What is a leasehold?

You own the property and the land for the length of the lease when you own your home as a leasehold. Leases usually range from 80 to 155 years, but in rare cases they can drop to 0 years. Some new-build flat developments have leases as high as 999 years.

While you own the property for the length of the lease, the communal areas and the ground it stands on are owned by the freeholder. You’re liable to pay ground rent and a service charge to the freeholder for the maintenance and upkeep of the communal areas of the building.

Ownership transfers back to the freeholder once the lease comes to an end. In reality, it rarely gets to this point, as there’s a number of things leaseholders can do to avoid this happening, such as buying the freehold or extending the lease.

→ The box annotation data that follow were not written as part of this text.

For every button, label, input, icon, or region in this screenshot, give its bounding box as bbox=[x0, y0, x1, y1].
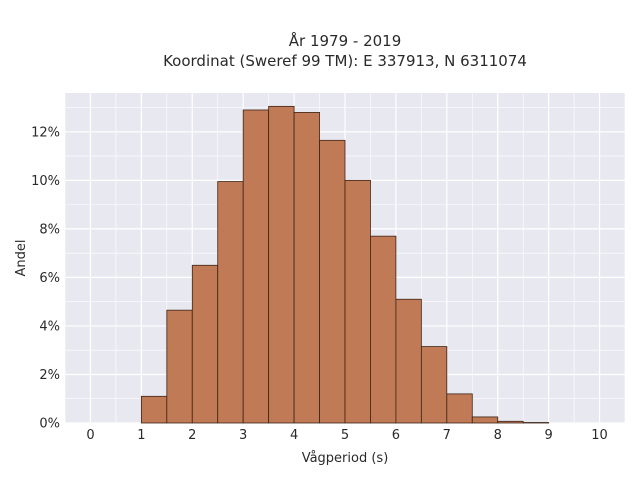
x-tick-label: 8 bbox=[494, 428, 502, 443]
histogram-bar bbox=[497, 420, 524, 424]
x-tick-label: 1 bbox=[137, 428, 145, 443]
y-tick-label: 0% bbox=[39, 417, 60, 432]
x-tick-label: 4 bbox=[290, 428, 298, 443]
x-tick-label: 5 bbox=[341, 428, 349, 443]
x-tick-label: 6 bbox=[392, 428, 400, 443]
bars-group bbox=[140, 105, 550, 424]
x-tick-label: 7 bbox=[443, 428, 451, 443]
histogram-bar bbox=[140, 395, 168, 424]
histogram-bar bbox=[344, 179, 371, 424]
histogram-bar bbox=[217, 181, 244, 424]
histogram-bar bbox=[242, 109, 270, 424]
x-tick-label: 0 bbox=[86, 428, 94, 443]
x-axis-ticks: 0 1 2 3 4 5 6 7 8 9 10 bbox=[86, 428, 608, 443]
y-tick-label: 12% bbox=[31, 125, 60, 140]
histogram-bar bbox=[370, 235, 397, 424]
y-tick-label: 8% bbox=[39, 222, 60, 237]
x-tick-label: 3 bbox=[239, 428, 247, 443]
y-tick-label: 2% bbox=[39, 368, 60, 383]
x-tick-label: 9 bbox=[544, 428, 552, 443]
histogram-bar bbox=[471, 416, 499, 424]
histogram-bar bbox=[420, 346, 448, 424]
y-axis-label: Andel bbox=[14, 240, 29, 277]
histogram-bar bbox=[446, 393, 473, 424]
chart-title-line-1: År 1979 - 2019 bbox=[289, 31, 402, 50]
x-tick-label: 10 bbox=[591, 428, 608, 443]
histogram-bar bbox=[166, 309, 193, 424]
histogram-bar bbox=[319, 139, 346, 424]
histogram-bar bbox=[395, 298, 422, 424]
histogram-bar bbox=[191, 264, 219, 424]
y-tick-label: 4% bbox=[39, 319, 60, 334]
y-axis-ticks: 0% 2% 4% 6% 8% 10% 12% bbox=[31, 125, 60, 431]
y-tick-label: 10% bbox=[31, 174, 60, 189]
x-axis-label: Vågperiod (s) bbox=[302, 451, 389, 466]
x-tick-label: 2 bbox=[188, 428, 196, 443]
y-tick-label: 6% bbox=[39, 271, 60, 286]
histogram-bar bbox=[268, 105, 295, 424]
histogram-bar bbox=[293, 112, 320, 424]
chart-title-line-2: Koordinat (Sweref 99 TM): E 337913, N 63… bbox=[163, 52, 527, 70]
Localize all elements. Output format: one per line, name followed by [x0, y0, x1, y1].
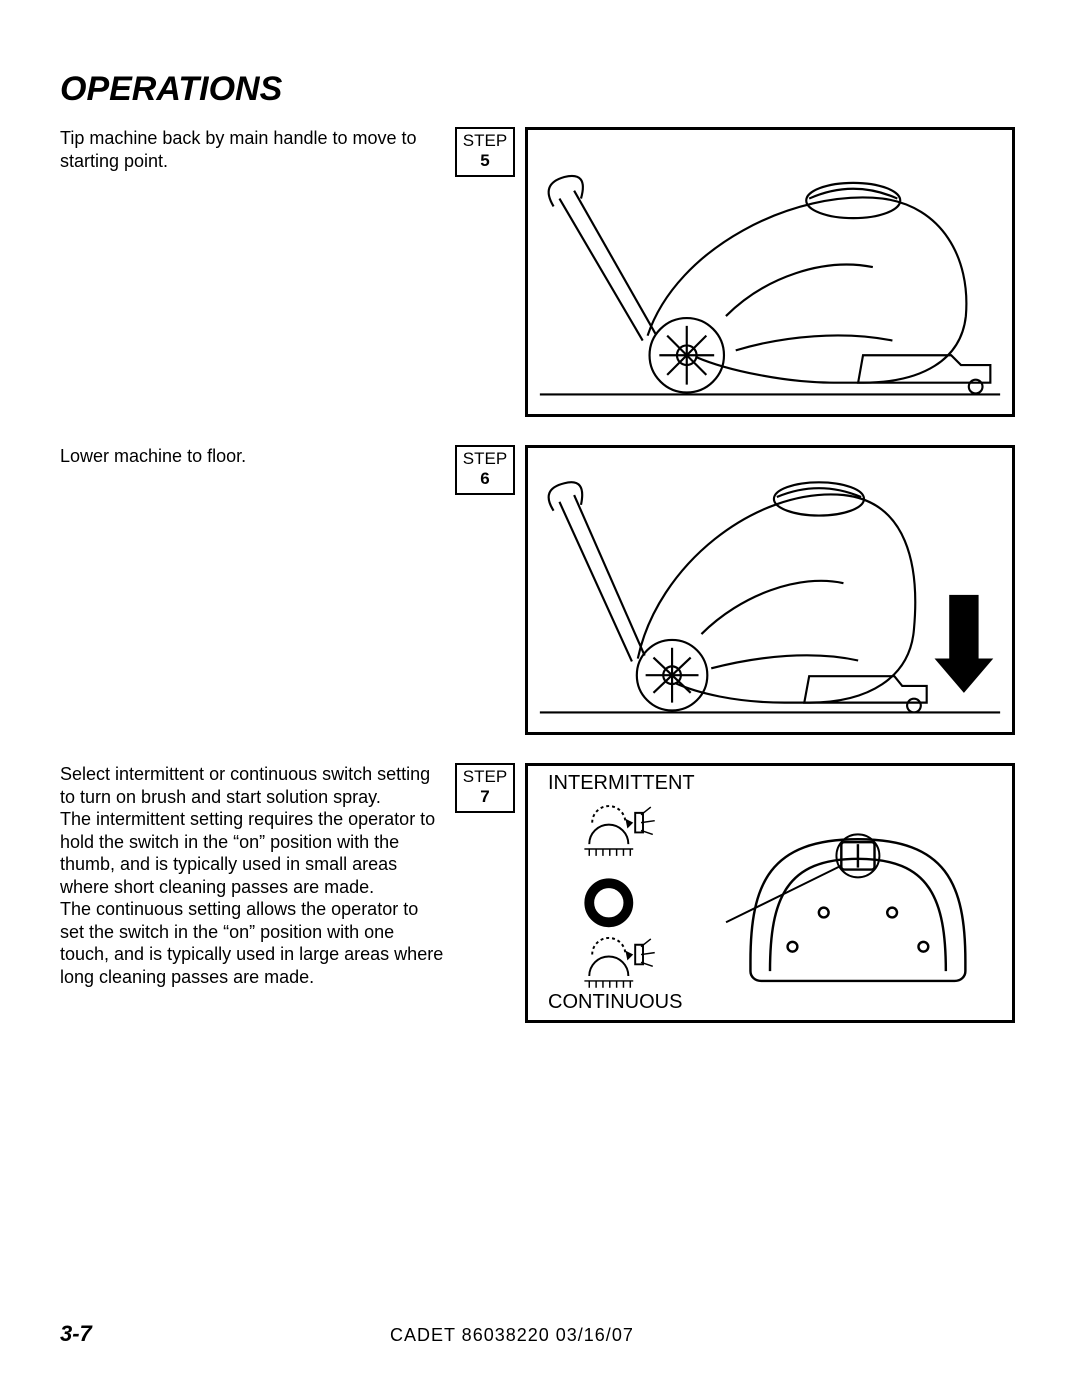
- step-5-row: Tip machine back by main handle to move …: [60, 127, 1020, 417]
- page-title: OPERATIONS: [60, 70, 1020, 109]
- step-7-row: Select intermittent or continuous switch…: [60, 763, 1020, 1023]
- page-number: 3-7: [60, 1321, 390, 1347]
- figure-step-7: INTERMITTENT CONTINUOUS: [525, 763, 1015, 1023]
- step-label: STEP: [459, 449, 511, 469]
- step-6-box: STEP 6: [455, 445, 515, 495]
- step-5-text: Tip machine back by main handle to move …: [60, 127, 455, 172]
- step-label: STEP: [459, 131, 511, 151]
- step-number: 7: [459, 787, 511, 807]
- step-7-box: STEP 7: [455, 763, 515, 813]
- figure-step-6: [525, 445, 1015, 735]
- continuous-icon: [584, 938, 654, 988]
- page-footer: 3-7 CADET 86038220 03/16/07: [60, 1321, 1020, 1347]
- step-label: STEP: [459, 767, 511, 787]
- switch-illustration: [528, 766, 1012, 1020]
- step-6-text: Lower machine to floor.: [60, 445, 455, 468]
- figure-step-5: [525, 127, 1015, 417]
- ring-icon: [589, 883, 628, 922]
- doc-id: CADET 86038220 03/16/07: [390, 1325, 634, 1346]
- machine-tipped-illustration: [528, 130, 1012, 414]
- step-number: 6: [459, 469, 511, 489]
- down-arrow-icon: [935, 595, 994, 693]
- intermittent-icon: [584, 806, 654, 856]
- handle-top-view: [750, 839, 965, 981]
- step-7-text: Select intermittent or continuous switch…: [60, 763, 455, 988]
- machine-lowered-illustration: [528, 448, 1012, 732]
- step-number: 5: [459, 151, 511, 171]
- step-5-box: STEP 5: [455, 127, 515, 177]
- step-6-row: Lower machine to floor. STEP 6: [60, 445, 1020, 735]
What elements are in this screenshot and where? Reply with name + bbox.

Once your lease dips below the 80 year mark it can be harder to sell because the buyer will need to take into account the cost of extending the lease (which can get expensive with legal fees, not to mention the cost of the lease itself). A shorter lease can also limit the number of lenders who are willing to offer a mortgage on the property, so it’s important to think about extending your lease or buying the freehold before your lease reaches this point.

Can I get a mortgage on a leasehold flat?

Getting a mortgage on a leasehold flat is entirely dependent on how long the lease is. With a lease of more than 70 years at the time of application you’re likely to be able to get a mortgage.

If you let the lease drop much less than this, lenders will be wary that the value of the property falls significantly upon reaching this point.

Fewer lenders will be willing to lend to you with less than 70 years left on the lease, but there are still options available. Halifax are happy with 70 years left at the time of application, while Santander and Nationwide accept 55 years left at the time of application.

Often lenders will have a lower loan to value (LTV) ratio for leasehold flats, meaning lenders aren’t willing to lend you as much. If you’re buying a freehold house, you might be able to get a LTV of 90%, or sometimes even 95%, meaning you could have a deposit of 10% or 5%. With a leasehold flat, you’re more likely to be able to get around 85% LTV, so a deposit of 15%, although 90% LTV is still very attainable. Halifax, Nationwide, and Natwest all accept 90% LTV on second home leaseholds, but a higher deposit is required for new builds.

Generally, the LTV could be even less if the lease is under around 70 years.

Can I get a mortgage on a leasehold house?

Leasehold houses aren’t very common, but for a time they were becoming more so for new build houses. This trend has reversed, as house builders were warned by the government against the practice of selling houses as leasehold, but it’s still important to check the details of the freehold before signing anything. Cases have arisen recently of property developers selling houses as leasehold, then selling the leases to a third party as an investment, which could leave you having to shell out thousands to purchase the lease.

What is a commonhold?

Commonhold was introduced in 2002 as an alternative to both freehold and leasehold ownership. There’s no freehold or leasehold with a commonhold - instead, both the property and the ground it stands on belong to the same person.

Each flat owner is part of a Commonhold Association (the equivalent of a residents association), which owns and manages the communal parts of the property on behalf of the residents. Commonhold is a very secure type of ownership - there’s no risk of the flat reverting to the freeholder’s ownership once the lease has expired.

Can I get a mortgage on a commonhold property?

There wasn’t much takeup for commonhold properties when they were introduced. As a result, there aren’t many commonhold homes around. Given that developers can make a lot of money from charging ground rent and service charges, as well as by selling leases, it’s not surprising that new flats are rarely built as commonhold.

It’s possible to get a mortgage on a commonhold property, but it can be tricky. Many big lenders don’t offer commonhold mortgages, so the mortgage options are limited. Commonhold mortgages can also have higher rates than leasehold mortgages.